In a report from the American Cancer Society, it is shown the rate of people dying from cancer in the United States has declined, and that’s for the 26th consecutive year. Rebecca Siegel is the first author of the report and the scientific director of surveillance research at the ACS. She says, “What is really driving that is the acceleration in the decline of mortality for lung cancer, and the reason that is encouraging is because lung cancer is the leading cause of cancer death, causing more deaths in the US than breast, colorectal cancer, and prostate cancers combined.”
Less cigarettes, less death. https://t.co/jLylqceJGm
— Ross Gerber (@GerberKawasaki) January 9, 2020
Cause of the decline according to data in the report are reductions in smoking, improvements in treatment, and early detection for some cancers such as breast cancer or colorectal cancer.
This information gives hope to millions who have lost someone to cancer, who have a history of cancer in their bloodlines, or who have cancer now.
My mother had cancer — she was diagnosed with stage 3 melanoma. All of the doctors thought she was going to die. Fortunately, it wasn’t her time yet and they caught cancer with the first surgery even though they had to remove her lymph nodes for testing. What took her later on was heart disease, which was induced by diabetes. Diseases kill, so learning about how death rates caused by cancer are dropping gives many people hope.
In 2017, it was noted that the death rate for lung cancer dropped by 51% among men since its peak in 1990. It dropped 26% among women since its peak in 2002. The death rate for female breast cancer fell 40% since its peak in 1989. For men, the death rate from prostate cancer fell by 52% since its peak in 1993.

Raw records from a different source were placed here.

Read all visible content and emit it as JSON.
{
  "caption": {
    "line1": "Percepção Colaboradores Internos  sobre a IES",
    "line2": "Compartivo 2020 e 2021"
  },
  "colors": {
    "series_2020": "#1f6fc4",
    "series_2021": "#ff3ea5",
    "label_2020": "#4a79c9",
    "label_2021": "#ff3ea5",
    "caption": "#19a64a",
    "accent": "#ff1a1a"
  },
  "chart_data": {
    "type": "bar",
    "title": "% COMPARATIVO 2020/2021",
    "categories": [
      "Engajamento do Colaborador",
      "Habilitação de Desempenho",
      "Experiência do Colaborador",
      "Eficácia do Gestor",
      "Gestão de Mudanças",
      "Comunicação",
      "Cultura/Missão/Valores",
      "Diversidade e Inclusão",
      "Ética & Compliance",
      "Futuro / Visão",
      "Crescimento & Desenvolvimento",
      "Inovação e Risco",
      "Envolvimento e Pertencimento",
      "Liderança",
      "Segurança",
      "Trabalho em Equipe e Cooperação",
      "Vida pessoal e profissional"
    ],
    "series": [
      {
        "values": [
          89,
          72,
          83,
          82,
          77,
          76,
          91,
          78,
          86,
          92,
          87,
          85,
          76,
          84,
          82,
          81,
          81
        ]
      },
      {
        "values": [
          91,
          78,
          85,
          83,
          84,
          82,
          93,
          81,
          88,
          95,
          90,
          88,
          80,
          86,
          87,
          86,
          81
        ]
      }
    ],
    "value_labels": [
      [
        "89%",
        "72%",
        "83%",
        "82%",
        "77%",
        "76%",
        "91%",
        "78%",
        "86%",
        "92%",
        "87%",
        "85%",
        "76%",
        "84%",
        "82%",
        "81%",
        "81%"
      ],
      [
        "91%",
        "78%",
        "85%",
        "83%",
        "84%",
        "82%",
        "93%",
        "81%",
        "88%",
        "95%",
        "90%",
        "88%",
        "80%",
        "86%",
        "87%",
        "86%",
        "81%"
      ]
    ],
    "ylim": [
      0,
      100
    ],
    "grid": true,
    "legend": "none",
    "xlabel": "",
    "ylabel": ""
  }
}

The report also believes that there will be around 1.8 million cancer cases diagnosed in the United States this year. This is almost 5,000 new cases each day. It also projected that just over 600,000 people in the United States will die from cancer this year, which is around 1,600 deaths per day. The good news is that cancer survival has improved for all of the most common cancers except uterine cervix and uterine corpus cancer.
The Centers for Disease Control report that cigarette smoking among adults in the United States declined from 20.9% to 15.5% in 2016, but still, around 38 million Americans smoke every day or some days. There have also been numerous health campaigns to encourage either quitting smoking or to discourage picking up the habit. Most of us today see smoking cigarettes as a gross habit — and the smell gets everywhere.
In addition, there have been government interventions of various sorts, including increasing the cost of tobacco, smoke-free laws, and anti-tobacco mass media campaigns. We can see from this new report that these efforts are influencing the rates of death among those with lung cancer.
There are still many people dying every day from preventable diseases caused by air pollution. Clean energy and electric vehicles are solid ways to cut back on that pollution and save more lives.